Mais Weersink a déclaré qu’il ne s’agissait « pas d’une relation univoque » et « qu’il existe un certain nombre de moyens de réduire les émissions sans réduire considérablement l’utilisation des engrais ».
Proud a déclaré que la plus grande préoccupation est que le gouvernement canadien a fixé l’objectif de réduction des émissions de 30% sans consulter les experts et les parties prenantes de l’industrie, mais ces consultations sont maintenant en cours et Proud a déclaré qu’elle était « prudemment optimiste » que le gouvernement fédéral écoute l’industrie.
Cameron Newbigging, porte-parole d’Agriculture et Agroalimentaire Canada, a écrit dans un courriel à actualitescanada.com le 29 juillet que l’objectif du gouvernement de 30 % « a été établi sur la base des recherches scientifiques disponibles et des analyses internes », en tenant compte des moyens de optimiser l’utilisation des engrais tout en réduisant les émissions de gaz à effet de serre.
Alors que le gouvernement canadien est en consultation avec les intervenants, le gouvernement néerlandais a donné aux autorités provinciales un an pour déterminer comment elles procéderont aux coupes obligatoires.
« [In Canada] c’est volontaire, et il y a des incitatifs pour [farmers] pour adopter ces pratiques, il y a donc des carottes qui sont utilisées, contrairement aux Pays-Bas, où c’est du bâton, c’est comme « tu dois faire ça » », a déclaré Weersink.
Kenton Possberg, qui cultive au nord-est de Humboldt, en Saskatchewan, et est directeur de la Western Canadian Wheat Growers Association, s’est dit « frustré » et « a du mal à comprendre » la « stratégie assez agressive » du gouvernement.
« Nous essayons de maximiser la production et nous suivons à peine ce dont le monde a besoin sur une base annuelle », a-t-il déclaré à actualitescanada.com le mois dernier. « Il semble que la crise climatique l’emporte sur la crise alimentaire dont nous parlions la dernière décennie, et nous nous demandons simplement dans quelle direction nous allons aller ensuite. »
Possberg a déclaré qu’il doutait que la situation au Canada dégénère et que les producteurs organisent des manifestations de masse comme celles des Pays-Bas.
« Mais le secteur agricole en général en a assez d’être vilipendé comme l’ennemi », a-t-il déclaré. « Nous sommes une cible facile.

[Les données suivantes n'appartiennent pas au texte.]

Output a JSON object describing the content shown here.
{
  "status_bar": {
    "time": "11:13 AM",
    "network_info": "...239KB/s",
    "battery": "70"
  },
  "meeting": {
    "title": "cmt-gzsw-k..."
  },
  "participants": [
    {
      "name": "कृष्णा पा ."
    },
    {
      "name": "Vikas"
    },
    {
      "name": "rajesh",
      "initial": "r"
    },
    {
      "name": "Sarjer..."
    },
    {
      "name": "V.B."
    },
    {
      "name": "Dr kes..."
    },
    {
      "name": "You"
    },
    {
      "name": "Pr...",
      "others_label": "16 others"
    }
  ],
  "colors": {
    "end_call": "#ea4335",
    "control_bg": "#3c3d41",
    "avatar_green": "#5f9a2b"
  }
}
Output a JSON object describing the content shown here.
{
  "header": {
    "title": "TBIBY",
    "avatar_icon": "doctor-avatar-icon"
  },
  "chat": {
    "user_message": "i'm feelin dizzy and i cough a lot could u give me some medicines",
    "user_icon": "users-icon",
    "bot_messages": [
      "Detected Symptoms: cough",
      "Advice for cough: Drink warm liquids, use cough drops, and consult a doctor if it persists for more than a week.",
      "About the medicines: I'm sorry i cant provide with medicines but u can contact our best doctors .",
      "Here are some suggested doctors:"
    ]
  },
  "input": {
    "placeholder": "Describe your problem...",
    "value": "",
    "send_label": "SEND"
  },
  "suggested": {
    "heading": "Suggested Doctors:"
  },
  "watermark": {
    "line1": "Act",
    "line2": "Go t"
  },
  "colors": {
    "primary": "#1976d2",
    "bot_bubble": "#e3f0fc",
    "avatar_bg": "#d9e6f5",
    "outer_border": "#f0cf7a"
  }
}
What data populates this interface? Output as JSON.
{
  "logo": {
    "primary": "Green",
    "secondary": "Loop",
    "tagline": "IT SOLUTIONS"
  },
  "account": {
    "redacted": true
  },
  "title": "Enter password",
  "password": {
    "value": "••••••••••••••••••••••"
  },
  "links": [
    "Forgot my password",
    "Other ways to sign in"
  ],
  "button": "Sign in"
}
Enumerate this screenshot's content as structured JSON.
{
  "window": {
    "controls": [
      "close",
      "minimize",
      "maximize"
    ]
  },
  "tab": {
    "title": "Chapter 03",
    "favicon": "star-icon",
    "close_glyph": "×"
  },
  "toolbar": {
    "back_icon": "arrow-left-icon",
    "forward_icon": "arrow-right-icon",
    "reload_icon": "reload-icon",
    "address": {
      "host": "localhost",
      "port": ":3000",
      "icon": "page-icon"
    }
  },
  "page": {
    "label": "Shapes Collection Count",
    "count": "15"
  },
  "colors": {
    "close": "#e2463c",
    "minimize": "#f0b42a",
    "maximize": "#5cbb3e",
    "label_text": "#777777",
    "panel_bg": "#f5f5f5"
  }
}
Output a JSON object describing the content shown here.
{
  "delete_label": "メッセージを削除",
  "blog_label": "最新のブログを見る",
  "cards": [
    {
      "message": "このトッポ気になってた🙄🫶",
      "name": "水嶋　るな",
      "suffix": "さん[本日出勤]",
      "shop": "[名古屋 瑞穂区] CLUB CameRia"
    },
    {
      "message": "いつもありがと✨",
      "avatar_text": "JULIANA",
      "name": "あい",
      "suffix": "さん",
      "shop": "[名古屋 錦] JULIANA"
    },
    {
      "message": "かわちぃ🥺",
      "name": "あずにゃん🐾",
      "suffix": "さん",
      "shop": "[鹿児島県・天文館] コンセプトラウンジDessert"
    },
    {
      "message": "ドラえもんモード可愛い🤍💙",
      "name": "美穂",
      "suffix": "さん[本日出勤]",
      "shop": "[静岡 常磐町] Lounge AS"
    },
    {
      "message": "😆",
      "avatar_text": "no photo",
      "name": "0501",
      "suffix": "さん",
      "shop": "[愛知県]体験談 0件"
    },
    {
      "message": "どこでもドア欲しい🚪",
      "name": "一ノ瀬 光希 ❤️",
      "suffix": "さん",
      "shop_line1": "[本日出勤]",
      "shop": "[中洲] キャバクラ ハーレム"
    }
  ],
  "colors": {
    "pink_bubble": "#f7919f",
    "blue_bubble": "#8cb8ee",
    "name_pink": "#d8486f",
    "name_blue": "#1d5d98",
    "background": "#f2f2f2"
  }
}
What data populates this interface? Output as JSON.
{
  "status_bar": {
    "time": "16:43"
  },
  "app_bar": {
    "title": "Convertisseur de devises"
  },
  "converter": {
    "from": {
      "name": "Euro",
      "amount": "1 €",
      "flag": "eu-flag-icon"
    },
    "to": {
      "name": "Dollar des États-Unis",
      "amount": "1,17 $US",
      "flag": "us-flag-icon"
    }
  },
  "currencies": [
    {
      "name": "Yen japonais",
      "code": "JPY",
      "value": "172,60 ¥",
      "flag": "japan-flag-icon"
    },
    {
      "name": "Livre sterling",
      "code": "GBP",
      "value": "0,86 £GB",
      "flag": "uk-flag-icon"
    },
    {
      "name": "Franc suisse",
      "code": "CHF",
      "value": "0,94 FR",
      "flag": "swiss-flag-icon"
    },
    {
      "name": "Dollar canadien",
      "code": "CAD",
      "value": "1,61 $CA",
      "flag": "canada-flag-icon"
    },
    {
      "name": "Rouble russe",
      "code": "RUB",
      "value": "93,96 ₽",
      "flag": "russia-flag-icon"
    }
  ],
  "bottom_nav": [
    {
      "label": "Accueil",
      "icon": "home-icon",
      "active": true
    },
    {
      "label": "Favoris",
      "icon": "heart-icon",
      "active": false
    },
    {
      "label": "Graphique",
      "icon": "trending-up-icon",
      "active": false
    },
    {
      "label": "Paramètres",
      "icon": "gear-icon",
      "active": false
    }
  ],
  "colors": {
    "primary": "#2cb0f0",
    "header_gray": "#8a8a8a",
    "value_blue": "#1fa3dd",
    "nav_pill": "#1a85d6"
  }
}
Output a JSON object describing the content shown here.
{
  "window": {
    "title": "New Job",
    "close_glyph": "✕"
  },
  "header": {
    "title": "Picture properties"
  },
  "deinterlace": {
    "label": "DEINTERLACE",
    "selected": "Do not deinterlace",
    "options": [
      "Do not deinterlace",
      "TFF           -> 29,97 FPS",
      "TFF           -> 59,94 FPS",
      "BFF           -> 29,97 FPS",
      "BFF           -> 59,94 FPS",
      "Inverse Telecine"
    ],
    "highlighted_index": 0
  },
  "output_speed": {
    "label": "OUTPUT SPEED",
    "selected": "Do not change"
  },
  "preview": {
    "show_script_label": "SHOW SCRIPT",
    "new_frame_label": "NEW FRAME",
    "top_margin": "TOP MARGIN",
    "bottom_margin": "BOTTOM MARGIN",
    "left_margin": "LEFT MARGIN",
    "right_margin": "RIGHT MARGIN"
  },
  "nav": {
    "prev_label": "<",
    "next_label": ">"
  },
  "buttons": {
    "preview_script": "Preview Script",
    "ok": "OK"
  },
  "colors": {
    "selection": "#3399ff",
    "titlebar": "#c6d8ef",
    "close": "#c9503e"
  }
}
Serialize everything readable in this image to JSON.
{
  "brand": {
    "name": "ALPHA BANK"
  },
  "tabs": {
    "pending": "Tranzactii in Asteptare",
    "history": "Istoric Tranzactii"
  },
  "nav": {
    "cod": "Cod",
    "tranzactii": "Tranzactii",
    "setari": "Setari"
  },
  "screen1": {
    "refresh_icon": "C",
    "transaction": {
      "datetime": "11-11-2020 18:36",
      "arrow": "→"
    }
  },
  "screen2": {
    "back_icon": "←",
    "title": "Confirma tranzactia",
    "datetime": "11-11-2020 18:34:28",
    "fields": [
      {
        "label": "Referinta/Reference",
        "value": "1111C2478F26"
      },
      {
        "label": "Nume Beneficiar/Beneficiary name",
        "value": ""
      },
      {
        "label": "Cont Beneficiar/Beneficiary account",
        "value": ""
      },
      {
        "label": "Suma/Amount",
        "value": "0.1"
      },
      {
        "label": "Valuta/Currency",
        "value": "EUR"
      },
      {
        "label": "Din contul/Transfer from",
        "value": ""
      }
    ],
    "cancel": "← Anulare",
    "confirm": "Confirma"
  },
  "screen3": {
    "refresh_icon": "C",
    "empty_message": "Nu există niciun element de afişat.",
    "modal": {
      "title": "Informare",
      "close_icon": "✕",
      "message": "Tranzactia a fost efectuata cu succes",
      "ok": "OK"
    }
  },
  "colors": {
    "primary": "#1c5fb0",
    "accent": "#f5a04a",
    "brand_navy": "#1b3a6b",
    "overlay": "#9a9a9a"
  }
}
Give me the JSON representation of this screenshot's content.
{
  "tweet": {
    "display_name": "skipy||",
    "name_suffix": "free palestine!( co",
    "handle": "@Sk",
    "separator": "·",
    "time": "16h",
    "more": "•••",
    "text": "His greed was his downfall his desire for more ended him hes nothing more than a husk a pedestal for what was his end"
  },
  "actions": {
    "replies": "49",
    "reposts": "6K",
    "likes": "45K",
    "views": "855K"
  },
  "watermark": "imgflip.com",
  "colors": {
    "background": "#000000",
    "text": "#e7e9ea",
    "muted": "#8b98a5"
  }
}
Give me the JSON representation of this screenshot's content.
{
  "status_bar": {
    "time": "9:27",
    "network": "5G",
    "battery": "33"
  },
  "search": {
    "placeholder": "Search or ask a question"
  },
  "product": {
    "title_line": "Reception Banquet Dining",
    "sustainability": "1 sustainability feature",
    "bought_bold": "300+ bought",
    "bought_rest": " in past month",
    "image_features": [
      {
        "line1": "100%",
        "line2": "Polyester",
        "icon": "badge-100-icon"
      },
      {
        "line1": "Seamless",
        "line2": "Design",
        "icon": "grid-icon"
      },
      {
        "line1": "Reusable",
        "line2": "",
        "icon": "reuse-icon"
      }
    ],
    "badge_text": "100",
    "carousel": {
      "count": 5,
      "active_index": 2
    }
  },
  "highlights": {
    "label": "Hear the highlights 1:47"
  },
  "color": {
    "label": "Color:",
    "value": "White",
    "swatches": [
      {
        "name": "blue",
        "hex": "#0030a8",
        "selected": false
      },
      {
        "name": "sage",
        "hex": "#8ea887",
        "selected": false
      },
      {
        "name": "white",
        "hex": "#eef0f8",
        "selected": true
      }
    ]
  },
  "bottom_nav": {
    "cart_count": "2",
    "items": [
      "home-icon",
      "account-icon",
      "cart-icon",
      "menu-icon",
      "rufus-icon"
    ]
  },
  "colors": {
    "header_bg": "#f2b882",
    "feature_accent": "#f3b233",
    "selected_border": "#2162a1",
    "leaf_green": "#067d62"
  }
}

Mais, mais pourquoi ne sommes-nous pas un partenaire plutôt qu’un ennemi ? Au lieu de ‘tu fais ceci, tu fais cela’, la conversation devrait être ‘comment allons-nous nous réunir et développer quelque chose ?’
Proud a déclaré que les contextes canadien et néerlandais sont très différents à ce stade, en grande partie parce que même si les producteurs canadiens prennent très au sérieux les objectifs fixés par le gouvernement, ils ne sont actuellement pas obligatoires et le gouvernement est toujours en pourparlers avec des experts de l’industrie.
« Mon espoir, et je suis prudemment optimiste à ce stade, est que nous verrons le gouvernement revoir en quelque sorte sa position sur certains aspects de cette voie », a-t-elle déclaré. « Il n’y a rien de mal à fixer des objectifs ambitieux … Je pense que le vrai problème est que ces objectifs sont diffusés sans une analyse appropriée de la manière dont vous y parviendrez et de l’impact que cela aurait. »
Certains premiers ministres, dont le premier ministre de la Saskatchewan, Scott Moe, se sont prononcés ouvertement contre l’objectif de réduction des émissions du gouvernement.
Le porte-parole conservateur en matière d’agriculture, John Barlow, a déclaré que la réduction des émissions et la réduction de l’utilisation d’engrais sont une seule et même chose, et il ne croit pas que les agriculteurs puissent faire l’un sans l’autre.